Learning dynamical systems using particle filters

Thomas Schön
Division of Systems and Control
Department of Information Technology
Uppsala University


The particle filter/smoother provide computational solutions to the nonlinear state filtering/smoothing problem in nonlinear/non-Gaussian state space models. The particle filter and the particle smoother and the most popular members of the Sequential Monte Carlo (SMC) family of methods. The particle filter is introduced and it is then used to solve two type of problems. The first problem type is that of state estimation in various industrial sensor fusion and positioning applications, including navigation of fighter aircraft and indoor positioning. The second problem type is that of learning nonlinear dynamical models based on measured data (commonly referred to as the nonlinear system identification problem).

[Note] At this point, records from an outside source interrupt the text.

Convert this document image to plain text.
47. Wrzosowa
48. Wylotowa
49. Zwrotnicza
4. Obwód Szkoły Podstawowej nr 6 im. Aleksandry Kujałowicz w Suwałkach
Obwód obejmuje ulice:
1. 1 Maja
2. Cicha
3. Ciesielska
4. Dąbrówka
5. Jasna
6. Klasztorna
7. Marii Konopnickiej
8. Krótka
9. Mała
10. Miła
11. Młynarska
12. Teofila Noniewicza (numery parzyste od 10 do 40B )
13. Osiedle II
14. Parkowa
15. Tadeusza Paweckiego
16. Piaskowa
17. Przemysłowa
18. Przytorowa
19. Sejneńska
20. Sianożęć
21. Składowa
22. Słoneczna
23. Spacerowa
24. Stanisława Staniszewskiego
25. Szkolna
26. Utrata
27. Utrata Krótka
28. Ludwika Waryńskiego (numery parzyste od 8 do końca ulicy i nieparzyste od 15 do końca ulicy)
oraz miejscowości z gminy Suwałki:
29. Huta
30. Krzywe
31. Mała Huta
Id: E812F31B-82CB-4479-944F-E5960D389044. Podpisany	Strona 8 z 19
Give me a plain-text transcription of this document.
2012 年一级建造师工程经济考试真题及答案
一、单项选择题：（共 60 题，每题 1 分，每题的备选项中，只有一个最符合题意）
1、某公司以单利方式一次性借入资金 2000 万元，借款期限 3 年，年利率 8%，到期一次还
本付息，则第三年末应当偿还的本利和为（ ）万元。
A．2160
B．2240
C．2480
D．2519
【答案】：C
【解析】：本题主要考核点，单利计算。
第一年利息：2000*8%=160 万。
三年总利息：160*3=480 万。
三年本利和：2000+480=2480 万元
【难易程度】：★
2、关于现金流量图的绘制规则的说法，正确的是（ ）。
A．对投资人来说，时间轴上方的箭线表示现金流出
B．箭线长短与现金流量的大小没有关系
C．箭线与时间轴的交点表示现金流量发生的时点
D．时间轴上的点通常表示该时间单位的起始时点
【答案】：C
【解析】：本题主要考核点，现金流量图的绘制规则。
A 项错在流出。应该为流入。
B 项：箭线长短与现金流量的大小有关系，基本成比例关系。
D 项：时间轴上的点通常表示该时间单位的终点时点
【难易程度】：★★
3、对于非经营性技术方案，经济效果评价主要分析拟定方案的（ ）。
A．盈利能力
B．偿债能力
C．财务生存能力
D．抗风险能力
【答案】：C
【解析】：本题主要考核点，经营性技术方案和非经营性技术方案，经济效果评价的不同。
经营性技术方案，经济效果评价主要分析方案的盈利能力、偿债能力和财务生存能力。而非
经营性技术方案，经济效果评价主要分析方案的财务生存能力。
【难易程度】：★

The particle filters/smoothers open up for nonlinear system identification (both maximum likelihood and Bayesian solutions) in a systematic way. As we will see it is not a matter of directly applying the SMC algorithms, but there are several ways in which they enter as a natural part of the solution. The use of SMC for nonlinear system identification is a relatively recent development and the aim here is to first provide a brief overview of how SMC can be used in solving challenging nonlinear system identification problems by sketching both maximum likelihood and Bayesian solutions. The Bayesian solution consists of a systematic combination of SMC and Markov chain Monte Carlo (MCMC) samplers, where SMC is used to construct the high-dimensional proposal density for the MCMC sampler. The first results emerged in 2010 and since then we have witnessed a steadily increasing activity within this area. We focus on our new sampler "Particle Gibbs with ancestor sampling" and show its use in computing the posterior distribution for a general Wiener model (i.e. identifying a Bayesian Wiener model).